List & Monetize Your Skill
Submit your Claude Code skill and start earning
Use Cases▌
Task Automation & Efficiency
Automate repetitive workflows and reduce manual effort
Example
Generate reports, summarize documents, draft communications
Save 3-5 hours per week on routine tasks
Knowledge Enhancement
Learn new skills, understand complex topics, get expert guidance
Example
Explain concepts, provide examples, suggest learning resources
Accelerate learning and skill development by 2x
Quality Improvement
Enhance output quality through reviews, suggestions, and refinements
Example
Review drafts, suggest improvements, catch errors
Improve work quality by 30-40% with less effort
Implementation Guide▌
Prerequisites
- ›Claude Desktop or compatible AI client with skill support
- ›Clear understanding of task or problem to solve
- ›Willingness to iterate and refine outputs
Time Estimate
15-45 minutes depending on use case complexity
Installation Steps
- 1.Install skill using provided installation command
- 2.Test with simple use case relevant to your work
- 3.Evaluate output quality and relevance
- 4.Iterate on prompts to improve results
- 5.Integrate into regular workflow if valuable
Common Pitfalls
- ⚠Expecting perfect results without iteration
- ⚠Not providing enough context in prompts
- ⚠Using skill for tasks outside its intended scope
- ⚠Accepting outputs without review and validation
Best Practices▌
✓ Do
- +Start with clear, specific prompts
- +Provide relevant context and constraints
- +Review and refine all outputs before using
- +Iterate to improve output quality
- +Document successful prompt patterns
✗ Don't
- −Don't use without understanding skill limitations
- −Don't skip validation of outputs
- −Don't share sensitive information in prompts
- −Don't expect skill to replace human judgment
💡 Pro Tips
- ★Be specific about desired format and style
- ★Ask for multiple options to choose from
- ★Request explanations to understand reasoning
- ★Combine AI efficiency with human expertise
When to Use This▌
✓ Use When
Use when skill capabilities match your task, clear ROI on time saved, and you can validate outputs.
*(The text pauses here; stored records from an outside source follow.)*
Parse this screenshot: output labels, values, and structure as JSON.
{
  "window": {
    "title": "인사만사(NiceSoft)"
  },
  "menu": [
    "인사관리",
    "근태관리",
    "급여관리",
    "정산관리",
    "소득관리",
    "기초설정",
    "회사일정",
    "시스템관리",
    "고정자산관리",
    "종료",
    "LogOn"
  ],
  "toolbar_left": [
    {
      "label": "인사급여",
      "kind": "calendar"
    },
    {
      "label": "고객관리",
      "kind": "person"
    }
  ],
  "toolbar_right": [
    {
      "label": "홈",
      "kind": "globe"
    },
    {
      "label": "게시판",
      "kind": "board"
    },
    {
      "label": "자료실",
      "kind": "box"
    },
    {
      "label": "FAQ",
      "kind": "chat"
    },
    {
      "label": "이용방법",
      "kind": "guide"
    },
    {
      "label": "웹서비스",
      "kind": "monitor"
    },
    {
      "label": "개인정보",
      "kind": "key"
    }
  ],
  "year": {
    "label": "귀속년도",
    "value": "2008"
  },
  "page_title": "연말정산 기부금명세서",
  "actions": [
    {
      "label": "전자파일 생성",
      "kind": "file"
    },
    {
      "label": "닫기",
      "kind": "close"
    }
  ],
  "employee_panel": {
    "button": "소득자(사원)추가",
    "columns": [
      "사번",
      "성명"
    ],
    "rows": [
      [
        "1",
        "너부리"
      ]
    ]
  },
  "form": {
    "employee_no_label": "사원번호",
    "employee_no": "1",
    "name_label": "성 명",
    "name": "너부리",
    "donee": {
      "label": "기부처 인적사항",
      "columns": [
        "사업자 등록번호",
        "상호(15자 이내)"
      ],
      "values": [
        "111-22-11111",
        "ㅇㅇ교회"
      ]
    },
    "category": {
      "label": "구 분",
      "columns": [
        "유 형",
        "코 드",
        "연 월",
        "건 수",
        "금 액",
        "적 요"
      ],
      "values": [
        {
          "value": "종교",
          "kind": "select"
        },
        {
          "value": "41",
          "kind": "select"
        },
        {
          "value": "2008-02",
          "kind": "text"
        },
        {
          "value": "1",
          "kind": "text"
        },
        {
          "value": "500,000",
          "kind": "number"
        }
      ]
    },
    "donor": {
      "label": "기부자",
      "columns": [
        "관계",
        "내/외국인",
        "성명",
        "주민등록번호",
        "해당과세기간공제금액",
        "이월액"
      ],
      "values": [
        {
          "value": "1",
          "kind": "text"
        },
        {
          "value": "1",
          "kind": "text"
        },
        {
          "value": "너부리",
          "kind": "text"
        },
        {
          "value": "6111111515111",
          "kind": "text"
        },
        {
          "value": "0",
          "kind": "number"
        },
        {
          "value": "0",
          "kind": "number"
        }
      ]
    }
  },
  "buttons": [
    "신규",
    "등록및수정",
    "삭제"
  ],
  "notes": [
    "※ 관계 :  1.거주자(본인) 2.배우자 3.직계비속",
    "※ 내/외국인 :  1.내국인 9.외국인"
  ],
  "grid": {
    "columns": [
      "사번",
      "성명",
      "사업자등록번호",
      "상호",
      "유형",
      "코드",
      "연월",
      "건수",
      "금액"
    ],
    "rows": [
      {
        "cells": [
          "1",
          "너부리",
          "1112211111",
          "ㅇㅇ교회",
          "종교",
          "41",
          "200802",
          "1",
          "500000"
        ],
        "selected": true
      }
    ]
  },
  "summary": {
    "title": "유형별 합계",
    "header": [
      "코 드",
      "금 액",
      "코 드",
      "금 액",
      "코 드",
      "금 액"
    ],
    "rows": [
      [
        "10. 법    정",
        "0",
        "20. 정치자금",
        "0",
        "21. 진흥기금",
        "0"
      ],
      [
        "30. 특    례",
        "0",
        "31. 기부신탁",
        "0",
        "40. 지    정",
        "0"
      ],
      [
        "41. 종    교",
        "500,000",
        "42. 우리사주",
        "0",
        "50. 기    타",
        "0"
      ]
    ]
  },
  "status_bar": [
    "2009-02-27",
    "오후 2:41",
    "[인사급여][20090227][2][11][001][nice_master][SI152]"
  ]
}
Best for repetitive tasks, learning, and quality improvement.
✗ Avoid When
Avoid when task requires deep expertise you can't validate, involves sensitive decisions, or when learning process is more valuable than speed of completion.
Learning Path▌
- 1Familiarize yourself with skill capabilities and limitations
- 2Start with low-risk, non-critical tasks
- 3Progress to more complex and valuable use cases
- 4Build expertise through regular use and experimentation
Discussion
Product Hunt–style comments (not star reviews)- No comments yet — start the thread.
Ratings
4.6★★★★★62 reviews- ★★★★★Sakura Park· Dec 28, 2024
I recommend get-article for anyone iterating fast on agent tooling; clear intent and a small, reviewable surface area.
- ★★★★★Ava Yang· Dec 24, 2024
get-article is among the better-maintained entries we tried; worth keeping pinned for repeat workflows.
- ★★★★★Meera Flores· Dec 20, 2024
get-article has been reliable in day-to-day use. Documentation quality is above average for community skills.
- ★★★★★Kabir Dixit· Dec 4, 2024
Keeps context tight: get-article is the kind of skill you can hand to a new teammate without a long onboarding doc.
- ★★★★★Ira Thomas· Dec 4, 2024
Solid pick for teams standardizing on skills: get-article is focused, and the summary matches what you get after install.
- ★★★★★Olivia Thompson· Nov 23, 2024
Registry listing for get-article matched our evaluation — installs cleanly and behaves as described in the markdown.
- ★★★★★Ava Chawla· Nov 15, 2024
get-article reduced setup friction for our internal harness; good balance of opinion and flexibility.
- ★★★★★Meera Farah· Nov 11, 2024
get-article fits our agent workflows well — practical, well scoped, and easy to wire into existing repos.
- ★★★★★Ava Thompson· Nov 7, 2024
Useful defaults in get-article — fewer surprises than typical one-off scripts, and it plays nicely with `npx skills` flows.
- ★★★★★Ava Khanna· Oct 26, 2024
I recommend get-article for anyone iterating fast on agent tooling; clear intent and a small, reviewable surface area.